As someone who has many times switched hot circuits from wood poles in the rain, I can assure readers of the integrity of well-maintained sticks. Yes, I did get tingled from time to time, but I was certain then and still am now that those sticks were not going to fail. I also can head off the reader who is thinking they heard of a time when a stick flashed over. Because of the historical record and industry testing, I can confidently assume that if a stick did flash over, there was a serious lack of integrity in the maintenance and care of that stick, or it was improperly employed. Care and maintenance are absolutely necessary for sticks, just like they are for gloves, sleeves, booms, blankets and cover.
Here’s one last observation: If a company is concerned that hot sticks are not properly cared for, and they are creating new rules to accommodate a lack of procedural rigor and safety discipline, that’s a problem a whole lot bigger than sticks.
Q: I am the fire captain for a local fire department, and I want to vent on behalf of my firefighters. We have utilities showing up with one or two people to make restorations after a crash or fire. They take advantage of the free volunteer firefighters to protect their work area. This likely isn’t happening everywhere, but it’s a problem for us and a sore point with most fire departments in the area. I believe that the utility should be showing up with enough equipment, personnel, signs and cones to protect their own work area. We do not mind responding to the initial emergency for the purposes of assisting in rescue, protecting the public, and assisting with protecting police investigators and tow operators. But we don’t like the idea of being expected to hang around to fill gaps for unprepared utility crews who show up after we’ve already expended energy and resources doing our jobs, especially when we’re weighed down in bunker gear.

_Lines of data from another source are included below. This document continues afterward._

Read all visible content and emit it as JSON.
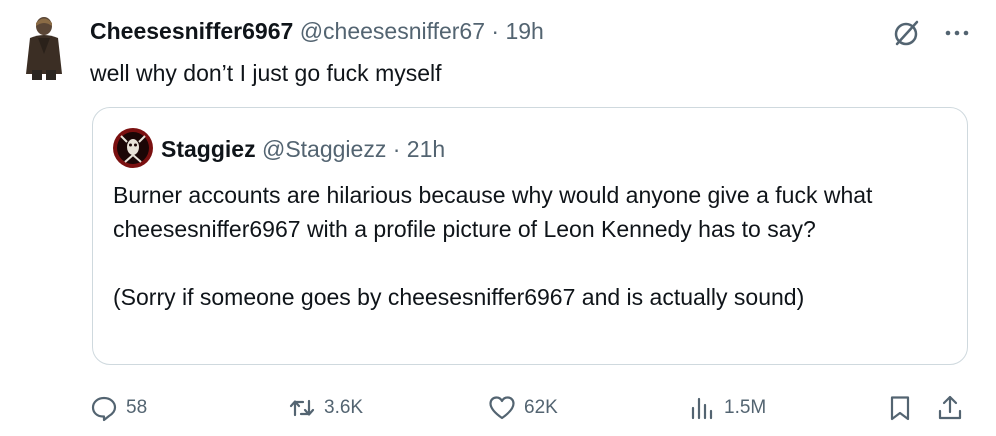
{
  "tweet": {
    "display_name": "Cheesesniffer6967",
    "handle": "@cheesesniffer67",
    "separator": "·",
    "time": "19h",
    "text": "well why don’t I just go fuck myself",
    "icons": {
      "grok": "grok-icon",
      "more": "more-dots-icon"
    }
  },
  "quote": {
    "display_name": "Staggiez",
    "handle": "@Staggiezz",
    "separator": "·",
    "time": "21h",
    "paragraph1": "Burner accounts are hilarious because why would anyone give a fuck what cheesesniffer6967 with a profile picture of Leon Kennedy has to say?",
    "paragraph2": "(Sorry if someone goes by cheesesniffer6967 and is actually sound)"
  },
  "actions": {
    "replies": "58",
    "reposts": "3.6K",
    "likes": "62K",
    "views": "1.5M"
  },
  "colors": {
    "text": "#0f1419",
    "muted": "#536471",
    "border": "#cfd9de",
    "quote_avatar_bg": "#7a1010"
  }
}
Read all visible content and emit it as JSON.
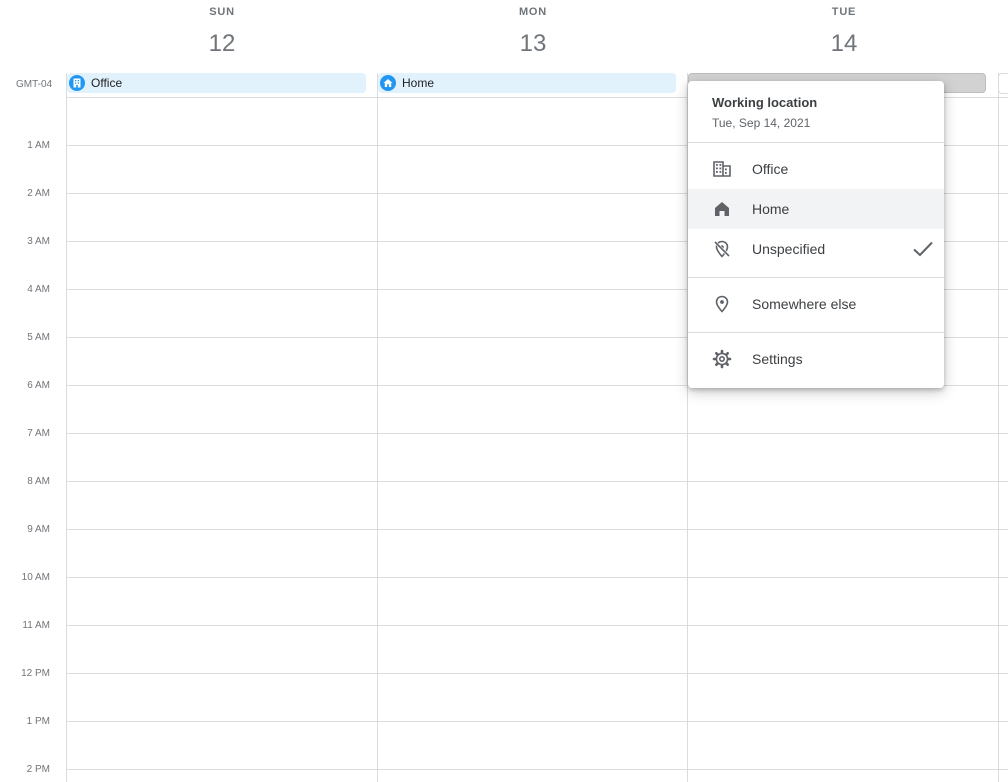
{
  "timezone": "GMT-04",
  "days": [
    {
      "name": "SUN",
      "date": "12"
    },
    {
      "name": "MON",
      "date": "13"
    },
    {
      "name": "TUE",
      "date": "14"
    }
  ],
  "allday": {
    "sun_chip": {
      "label": "Office",
      "icon": "building-icon"
    },
    "mon_chip": {
      "label": "Home",
      "icon": "home-icon"
    }
  },
  "hours": [
    "1 AM",
    "2 AM",
    "3 AM",
    "4 AM",
    "5 AM",
    "6 AM",
    "7 AM",
    "8 AM",
    "9 AM",
    "10 AM",
    "11 AM",
    "12 PM",
    "1 PM",
    "2 PM"
  ],
  "menu": {
    "title": "Working location",
    "subtitle": "Tue, Sep 14, 2021",
    "items": [
      {
        "label": "Office",
        "icon": "building-icon"
      },
      {
        "label": "Home",
        "icon": "home-icon",
        "highlighted": true
      },
      {
        "label": "Unspecified",
        "icon": "location-off-icon",
        "checked": true
      },
      {
        "label": "Somewhere else",
        "icon": "location-pin-icon"
      },
      {
        "label": "Settings",
        "icon": "gear-icon"
      }
    ]
  },
  "colors": {
    "chip_bg": "#e1f2fc",
    "chip_icon": "#2196f3",
    "grid_line": "#dadce0",
    "muted_text": "#70757a"
  }
}
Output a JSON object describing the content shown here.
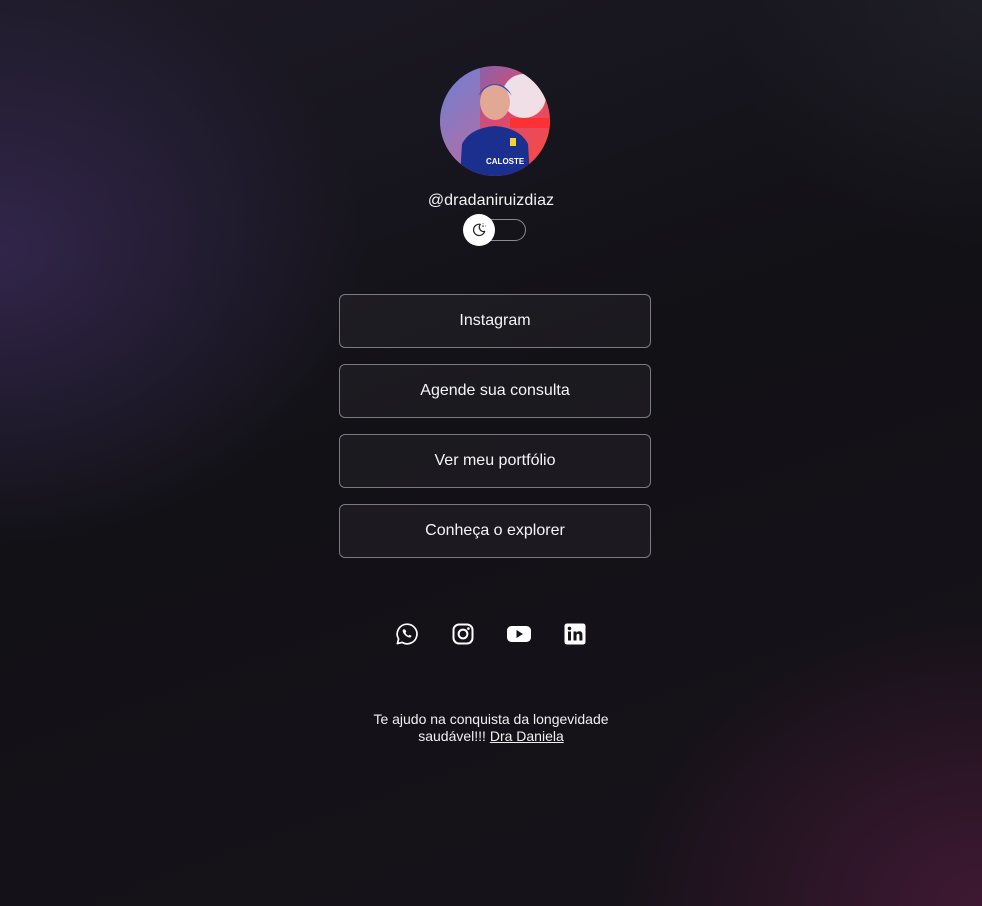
{
  "profile": {
    "username": "@dradaniruizdiaz",
    "avatar_label": "profile photo"
  },
  "theme_toggle": {
    "icon": "moon-sun-icon"
  },
  "links": [
    {
      "label": "Instagram"
    },
    {
      "label": "Agende sua consulta"
    },
    {
      "label": "Ver meu portfólio"
    },
    {
      "label": "Conheça o explorer"
    }
  ],
  "socials": [
    {
      "icon": "whatsapp-icon"
    },
    {
      "icon": "instagram-icon"
    },
    {
      "icon": "youtube-icon"
    },
    {
      "icon": "linkedin-icon"
    }
  ],
  "footer": {
    "line1": "Te ajudo na conquista da longevidade",
    "line2": "saudável!!!",
    "link_text": "Dra Daniela"
  },
  "colors": {
    "background": "#131217",
    "button_border": "#7b7a82",
    "text": "#f5f5f5"
  }
}
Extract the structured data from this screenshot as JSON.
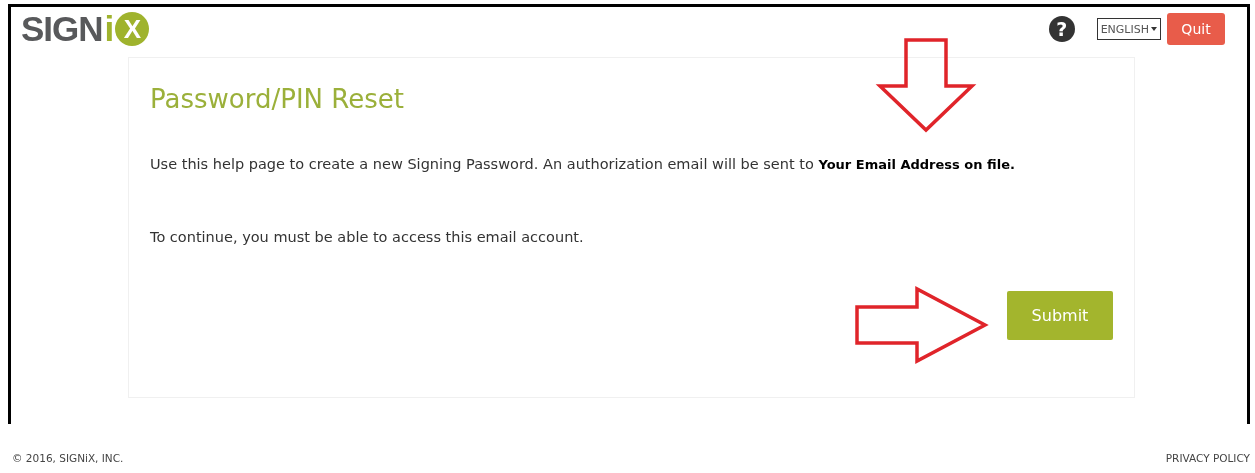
{
  "header": {
    "logo": {
      "word": "SIGN",
      "letter_i": "i",
      "letter_x": "X"
    },
    "help_label": "?",
    "language": "ENGLISH",
    "quit_button": "Quit"
  },
  "card": {
    "title": "Password/PIN Reset",
    "intro": "Use this help page to create a new Signing Password. An authorization email will be sent to **Your Email Address on file.**",
    "notice": "To continue, you must be able to access this email account.",
    "submit_button": "Submit"
  },
  "annotations": [
    {
      "kind": "down-arrow"
    },
    {
      "kind": "right-arrow"
    }
  ],
  "footer": {
    "copyright": "© 2016, SIGNiX, INC.",
    "privacy_link": "PRIVACY POLICY"
  }
}
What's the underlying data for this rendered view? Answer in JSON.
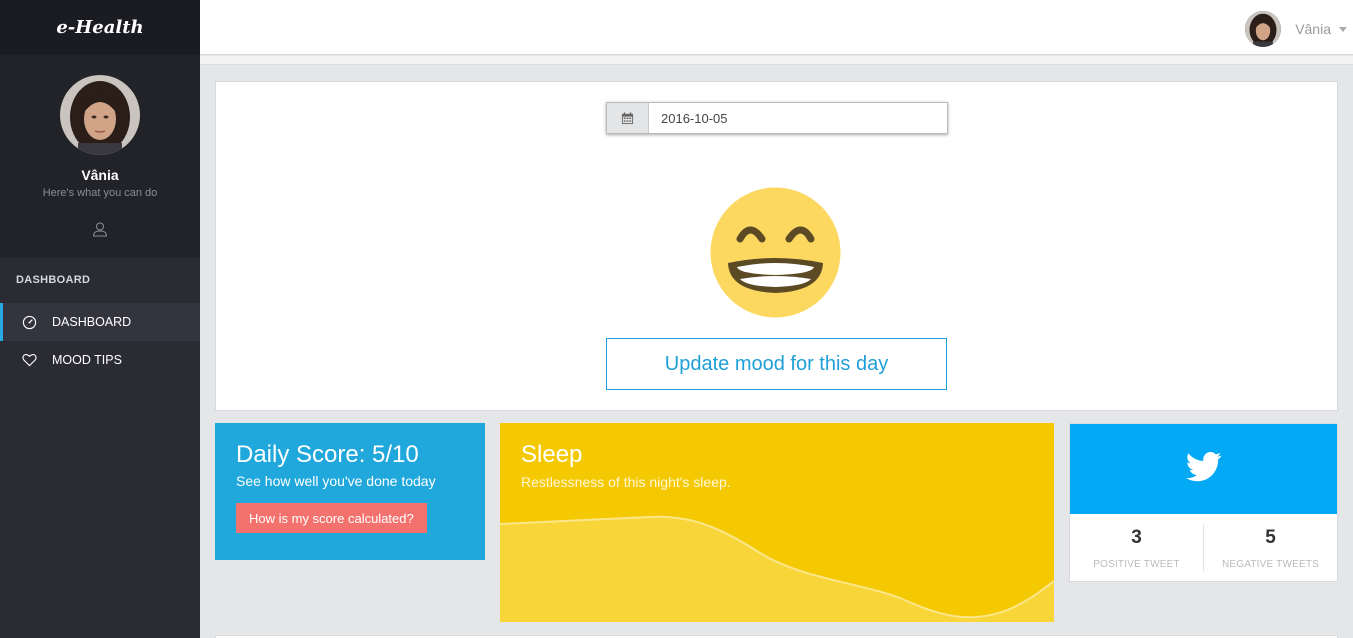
{
  "brand": {
    "title": "e-Health"
  },
  "profile": {
    "name": "Vânia",
    "subtitle": "Here's what you can do"
  },
  "nav": {
    "heading": "DASHBOARD",
    "items": [
      {
        "label": "DASHBOARD",
        "icon": "dashboard-gauge-icon",
        "active": true
      },
      {
        "label": "MOOD TIPS",
        "icon": "heart-icon",
        "active": false
      }
    ]
  },
  "topbar": {
    "user_name": "Vânia"
  },
  "mood": {
    "date": "2016-10-05",
    "emoji": "grinning-face-with-smiling-eyes",
    "update_label": "Update mood for this day"
  },
  "score": {
    "title": "Daily Score: 5/10",
    "subtitle": "See how well you've done today",
    "button_label": "How is my score calculated?"
  },
  "sleep": {
    "title": "Sleep",
    "subtitle": "Restlessness of this night's sleep."
  },
  "twitter": {
    "icon": "twitter-bird-icon",
    "positive_count": "3",
    "positive_label": "POSITIVE TWEET",
    "negative_count": "5",
    "negative_label": "NEGATIVE TWEETS"
  },
  "colors": {
    "sidebar": "#2a2b33",
    "accent_blue": "#20a8dc",
    "sleep_yellow": "#f5c902",
    "twitter_blue": "#03a9f4",
    "button_coral": "#f4726e"
  }
}
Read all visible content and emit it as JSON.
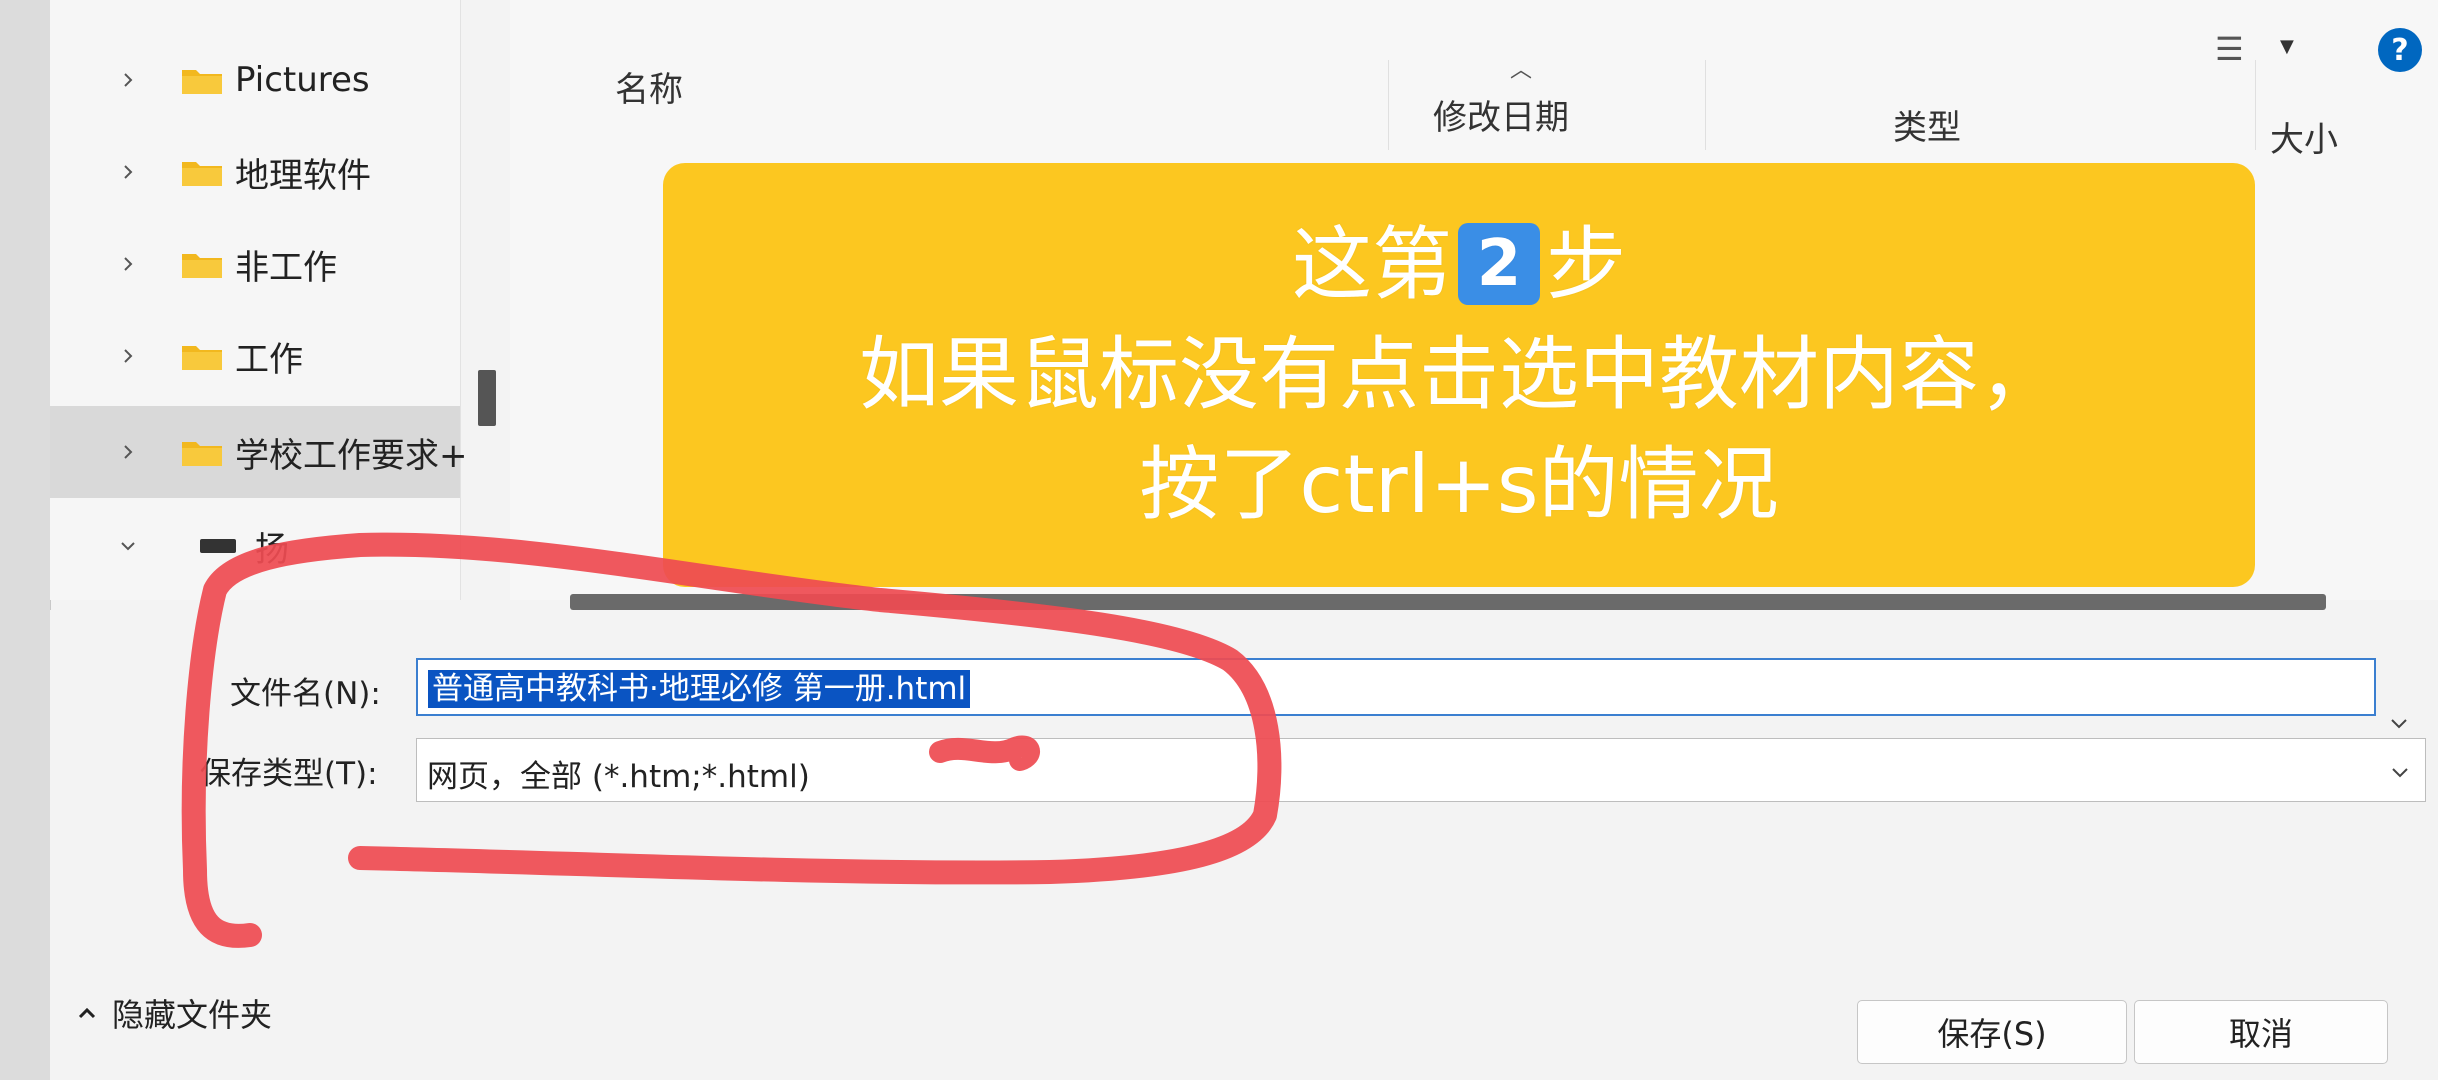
{
  "nav_tree": {
    "items": [
      {
        "label": "Pictures",
        "expanded": false,
        "selected": false
      },
      {
        "label": "地理软件",
        "expanded": false,
        "selected": false
      },
      {
        "label": "非工作",
        "expanded": false,
        "selected": false
      },
      {
        "label": "工作",
        "expanded": false,
        "selected": false
      },
      {
        "label": "学校工作要求+",
        "expanded": false,
        "selected": true
      },
      {
        "label": "扬",
        "expanded": true,
        "selected": false
      }
    ]
  },
  "columns": {
    "name": "名称",
    "modified": "修改日期",
    "type": "类型",
    "size": "大小"
  },
  "form": {
    "filename_label": "文件名(N):",
    "filename_value": "普通高中教科书·地理必修 第一册.html",
    "filetype_label": "保存类型(T):",
    "filetype_value": "网页，全部 (*.htm;*.html)"
  },
  "footer": {
    "hide_folders": "隐藏文件夹",
    "save_button": "保存(S)",
    "cancel_button": "取消"
  },
  "toolbar": {
    "help": "?"
  },
  "overlay": {
    "line1_prefix": "这第",
    "step_number": "2",
    "line1_suffix": "步",
    "line2": "如果鼠标没有点击选中教材内容，",
    "line3": "按了ctrl+s的情况",
    "background_color": "#fcc720"
  },
  "colors": {
    "selection": "#0a54c2",
    "help_button": "#0067c0",
    "annotation": "#ee4b52"
  }
}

A: Captain, thanks for your service and for contacting us with your observation. Power crews typically are equipped with plenty of traffic control devices, and they typically are trained in traffic control and should be capable of instituting controls that suit their work area exposure. Perhaps this is an opportunity to bring to our attention that the assumptions we make when we show up are inappropriate if not inconsiderate. We should be training crews in practices that will ensure they are capable of setting up traffic controls and conducting work safely and appropriately. Emergency scenes are different than the routine side-of-the-road work we do, and perhaps the utility crew just assumes incorrectly that they don’t need to set up a work zone. Once the emergency is over and traffic lanes are restored, we have an obligation to set up in accordance with the Manual on Uniform Traffic Control Devices, just like any work area any other time. There are some different risks. Most people don’t really understand the nature of distraction and how distracted drivers raise risk to both our people and your people. Vests and traffic cones are great, but they won’t stop a car. Perhaps we should have police or fire personnel train crews on traffic scenarios and the nature of drivers in these emergency conditions. It would certainly help to hear from professionals how poorly skilled drivers are, and that most drivers faced with the choice are inclined to avoid hitting a big truck by instead striking a smaller person – such as a firefighter standing in the road guiding traffic. We do need to know that the tailboard we conduct includes traffic control, and that traffic controls must be taken care of before anyone starts picking up wire. My recommendation is that if the fire department is still on the scene when line crews arrive, fire department personnel assist with traffic until the line crew gets their work zone in place.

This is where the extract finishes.